“Meglio busoni che fascisti”

  

“L’è mei un fiol leder che un fiol buson” (meglio un figlio ladro che un figlio frocio) si diceva a Bologna prima della nascita del Cassero, ormai quasi 25 anni. Da allora tante cose sono cambiate, fino alla decisione di ieri con cui il Comune di Bologna ha sancito che, ladri a parte, nel capoluogo emiliano è meglio essere froci che fascisti.

Il Consiglio Comunale, infatti, ha approvato un ordine del giorno di condanna delle parole omofobe (“meglio fascisti che froci”) pronunciate lo scorso aprile durante un comizio di Forza Nuova. Il documento, presentato da Sergio Lo Giudice, consigliere dei Ds e presidente nazionale di Arcigay, era firmato, fra gli altri, da tutti i capigruppo della maggioranza di centrosinistra, dalla Margherita a Rifondazione Comunista. Forza Italia e i civici de La Tua Bologna si sono astenuti mentre Alleanza Nazionale non era presente in aula.

La decisione arriva a una settimana esatta dalla sentenza della Corte di Cassazione che ha stabilito che utilizzare in modo insultante il termine “frocio” è reato in quanto rappresenta “un chiaro intento di derisione e di scherno, espresso in forma graffiante".

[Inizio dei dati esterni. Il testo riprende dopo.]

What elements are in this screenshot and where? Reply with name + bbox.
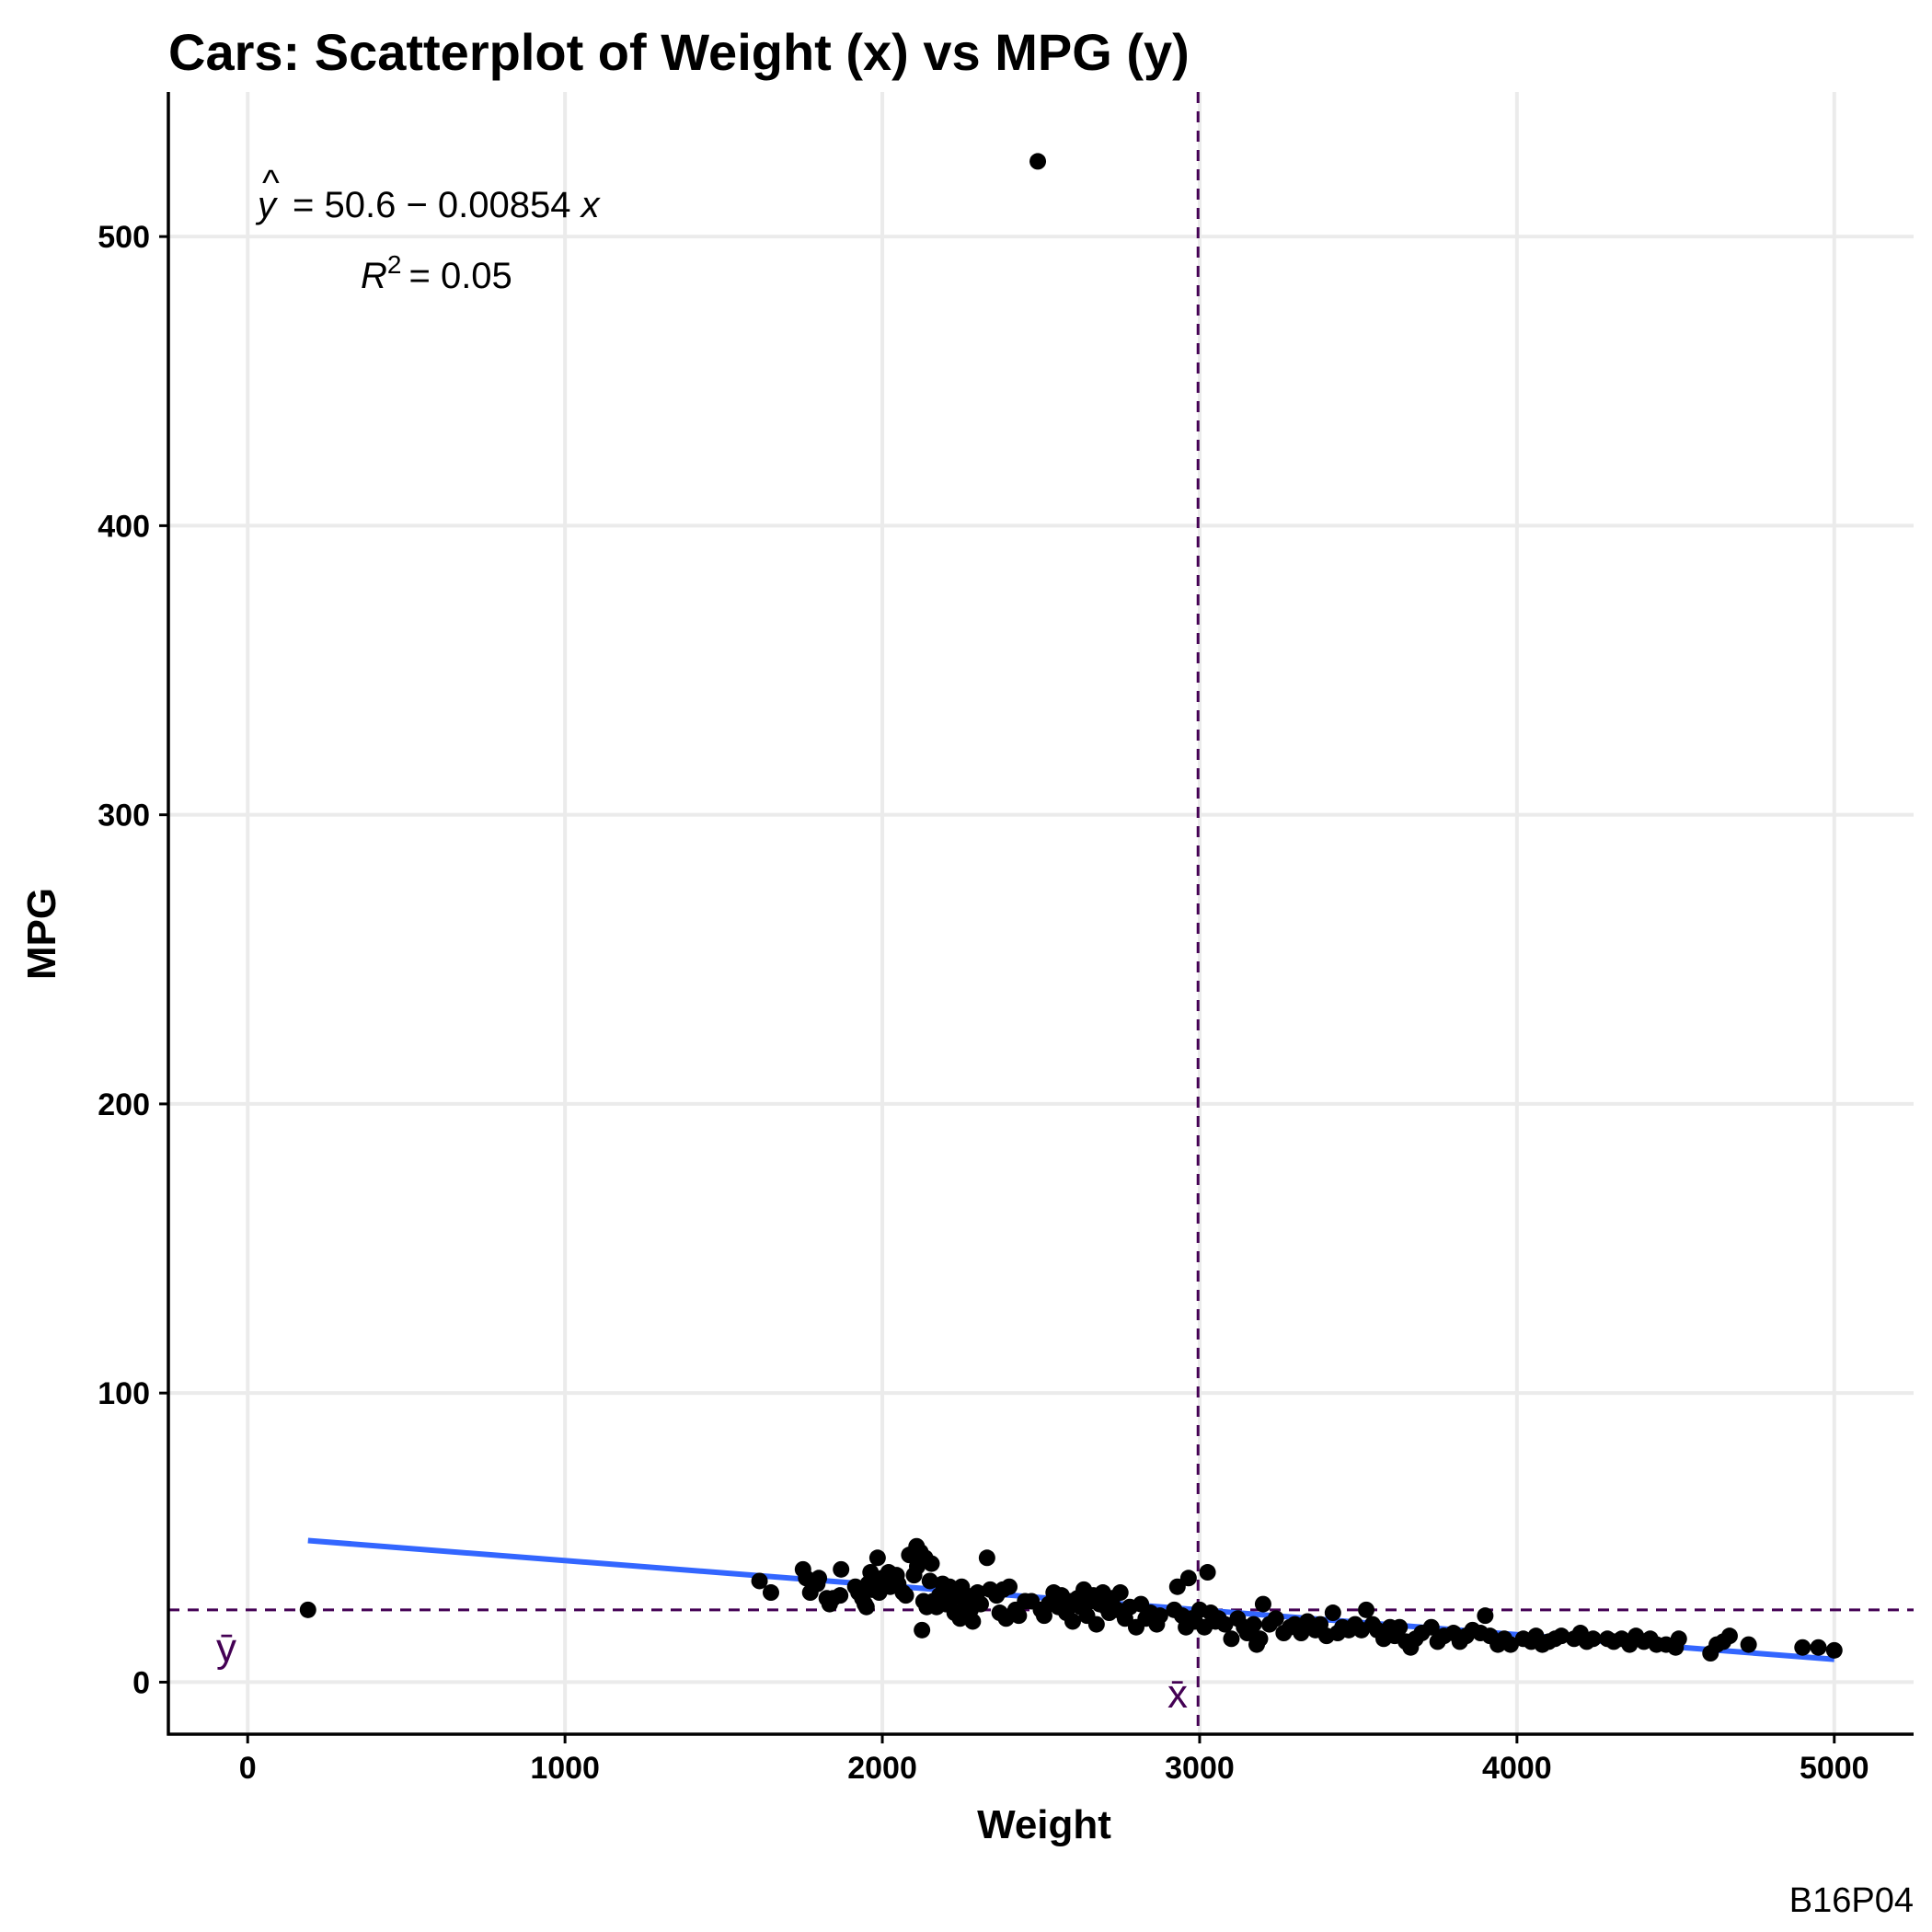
- x-axis-title: Weight: [977, 1802, 1111, 1847]
- data-points: [299, 153, 1843, 1662]
- data-point: [1064, 1613, 1081, 1630]
- data-point: [1501, 1636, 1519, 1653]
- y-tick-label: 500: [98, 220, 150, 255]
- data-point: [1267, 1610, 1284, 1627]
- r-squared-value: = 0.05: [408, 256, 512, 296]
- data-point: [1179, 1570, 1197, 1587]
- tick-labels: 0 1000 2000 3000 4000 5000 0 100 200 300 400 500: [98, 220, 1869, 1786]
- data-point: [1151, 1607, 1168, 1625]
- equation-variable: x: [580, 185, 602, 225]
- data-point: [1740, 1636, 1757, 1653]
- data-point: [1358, 1601, 1375, 1618]
- data-point: [1584, 1630, 1602, 1648]
- data-point: [964, 1613, 982, 1630]
- data-point: [1254, 1595, 1271, 1613]
- data-point: [751, 1572, 768, 1590]
- data-point: [921, 1572, 938, 1590]
- x-tick-label: 5000: [1800, 1751, 1869, 1786]
- data-point: [923, 1555, 940, 1572]
- data-point: [1111, 1584, 1129, 1602]
- r-squared: R2 = 0.05: [361, 250, 512, 296]
- data-point: [811, 1570, 828, 1587]
- x-tick-label: 0: [239, 1751, 257, 1786]
- data-point: [1670, 1630, 1687, 1648]
- data-point: [1168, 1578, 1186, 1595]
- data-point: [1553, 1627, 1570, 1645]
- data-point: [897, 1587, 914, 1604]
- data-point: [1794, 1639, 1811, 1656]
- r-superscript: 2: [387, 250, 402, 279]
- data-point: [972, 1595, 989, 1613]
- y-hat-symbol: y: [255, 185, 279, 225]
- y-tick-label: 200: [98, 1087, 150, 1122]
- data-point: [1216, 1616, 1234, 1633]
- data-point: [1001, 1578, 1018, 1595]
- data-point: [857, 1598, 875, 1616]
- data-point: [1029, 153, 1047, 170]
- data-point: [832, 1587, 849, 1604]
- x-mean-label: x̄: [1167, 1672, 1188, 1717]
- chart-title: Cars: Scatterplot of Weight (x) vs MPG (…: [168, 23, 1190, 81]
- y-tick-label: 0: [132, 1665, 150, 1700]
- hat-mark: ^: [262, 163, 280, 203]
- data-point: [1010, 1607, 1028, 1625]
- data-point: [1422, 1618, 1440, 1636]
- data-point: [762, 1584, 779, 1602]
- y-tick-label: 100: [98, 1376, 150, 1411]
- y-mean-label: ȳ: [216, 1626, 236, 1671]
- x-tick-label: 2000: [847, 1751, 917, 1786]
- y-axis-title: MPG: [19, 888, 64, 980]
- equation-text: = 50.6 − 0.00854 x: [293, 185, 602, 225]
- y-tick-label: 400: [98, 509, 150, 544]
- data-point: [978, 1549, 995, 1567]
- x-tick-label: 1000: [530, 1751, 600, 1786]
- reference-lines: [168, 92, 1914, 1734]
- x-tick-label: 4000: [1482, 1751, 1552, 1786]
- equation-body: = 50.6 − 0.00854: [293, 185, 571, 225]
- data-point: [1391, 1618, 1409, 1636]
- data-point: [1251, 1630, 1269, 1648]
- data-point: [1324, 1604, 1341, 1622]
- regression-equation: y ^ = 50.6 − 0.00854 x: [255, 163, 602, 225]
- data-point: [1199, 1564, 1216, 1581]
- data-point: [1477, 1607, 1494, 1625]
- data-point: [299, 1601, 316, 1618]
- axes: [159, 92, 1914, 1743]
- data-point: [914, 1621, 931, 1639]
- data-point: [1810, 1639, 1827, 1656]
- data-point: [1720, 1627, 1738, 1645]
- data-point: [1825, 1641, 1843, 1659]
- data-point: [868, 1549, 886, 1567]
- data-point: [833, 1560, 850, 1578]
- x-tick-label: 3000: [1165, 1751, 1235, 1786]
- grid: [168, 92, 1914, 1734]
- r-symbol: R: [361, 256, 387, 296]
- caption: B16P04: [1789, 1881, 1914, 1920]
- data-point: [1245, 1616, 1262, 1633]
- y-tick-label: 300: [98, 799, 150, 834]
- data-point: [1223, 1630, 1240, 1648]
- data-point: [1087, 1616, 1105, 1633]
- r-squared-text: R2 = 0.05: [361, 250, 512, 296]
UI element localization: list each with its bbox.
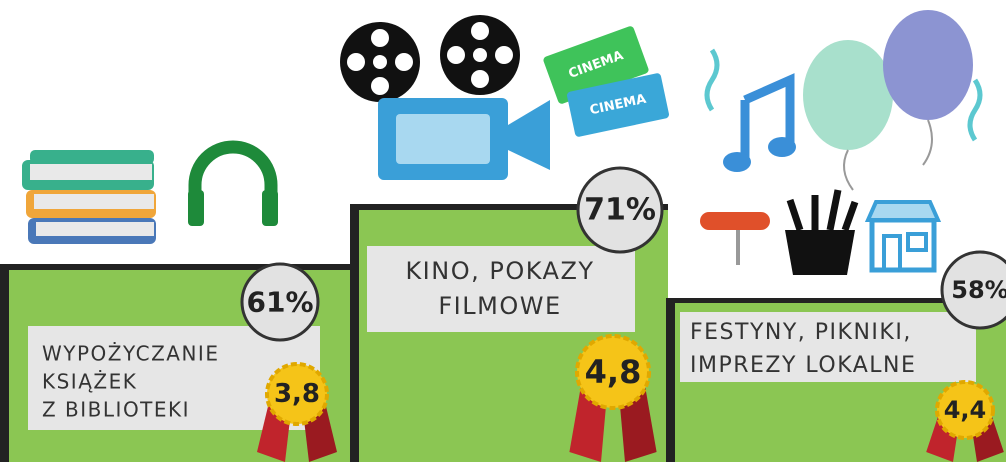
item-label: Z BIBLIOTEKI — [42, 398, 190, 422]
headphones-icon — [188, 140, 278, 226]
percent-text: 71% — [584, 193, 656, 228]
medal — [935, 380, 995, 440]
medal — [575, 334, 651, 410]
item-label: KINO, POKAZY — [405, 257, 594, 285]
item-label: FILMOWE — [438, 292, 561, 320]
rating-text: 4,8 — [585, 353, 642, 391]
books-icon — [22, 150, 156, 244]
film-camera-icon — [340, 15, 550, 180]
item-label: IMPREZY LOKALNE — [690, 353, 916, 378]
medal — [265, 362, 329, 426]
tickets-icon — [543, 26, 669, 137]
label-box — [680, 312, 976, 382]
percent-badge — [240, 262, 320, 342]
percent-badge — [576, 166, 664, 254]
item-label: FESTYNY, PIKNIKI, — [690, 320, 912, 345]
rating-text: 4,4 — [944, 396, 987, 424]
rating-text: 3,8 — [274, 379, 320, 409]
percent-text: 58% — [951, 276, 1006, 304]
festival-icons — [700, 10, 983, 275]
percent-badge — [940, 250, 1006, 330]
item-label: KSIĄŻEK — [42, 370, 137, 394]
percent-text: 61% — [246, 286, 313, 319]
label-box — [367, 246, 635, 332]
item-label: WYPOŻYCZANIE — [42, 342, 219, 366]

Ecco il testo del’ ordine del giorno

Il Consiglio Comunale di Bologna

rilevato
che sabato 1 aprile 2006, in Piazza Galvani, ha avuto luogo una manifestazione non autorizzata del gruppo neofascista Forza Nuova, facente parte della formazione politica di estrema destra denominata Alternativa Sociale, in cui sono stati utilizzati simboli, gesti, termini e slogan direttamente riconducibili alla tradizione fascista; in quella occasione il segretario nazionale di Alternativa Sociale, Roberto Fiore, dopo essersi scagliato contro gli immigrati in lista per l’assegnazione degli alloggi di edilizia residenziale pubblica, ha concluso il suo intervento pronunciando la frase “meglio fascisti che froci”;

Considerato
che Il 14 gennaio, 2003, intervenendo alla Camera dei Deputati in merito ad azioni violente messe in atto da Forza Nuova a Bari contro esponenti della locale comunità gay, il Ministro dell’Interno Giuseppe Pisanu ha affermato: “Si tratta di gesti che, anche quando hanno solamente carattere dimostrativo e non producono danni rilevanti, sono comunque espressione di metodi violenti, che puntano a condizionare la normale dialettica democratica e, conseguentemente, a degradare i rapporti civili. (…) Perciò, forme di illegalità politica diffusa come quelle praticate da Forza Nuova e da altri gruppi non possono essere più a lungo tollerate”;

Il 22 luglio 2005 il Comune di Bologna ha aderito alla Carta europea dei diritti dell’uomo nella città, nella quale viene bandita ogni discriminazione “legata al’origine, al colore, al’età, al sesso o alle scelte sessuali, alla lingua, alla religione, al’opinione politica, al’origine etnica, nazionale o sociale, o al reddito”;

Il 18 gennaio 2006 il Parlamento Europeo ha approvato, con un voto trasversale agli schieramenti politici, una Risoluzione contro l’omofobia in Europa, che definisce l’omofobia come “una irrazionale paura ed avversione dell’omosessualità e delle persone Lgbt (lesbiche, gay, bisessuali e transgender) basata sul pregiudizio, assimilabile al razzismo, xenofobia, antisemitismo e sessismo” e che invita i paesi membri a “riconoscere pienamente gli omosessuali come bersagli e vittime del regime nazista”;

Condanna fermamente

– l’utilizzo di simboli e slogan legati alla tradizione fascista, in palese violazione della legge 645 del 1952 altrimenti nota come Legge Scelba sul divieto di ricostituzione del Partito Fascista;

– l’uso di espressioni violentemente omofobe e xenofobe come quelle pronunciate sabato 1 aprile in piazza Galvani, che non possono trovare cittadinanza in una città come Bologna, medaglia d’oro della Resistenza e Città d’Europa".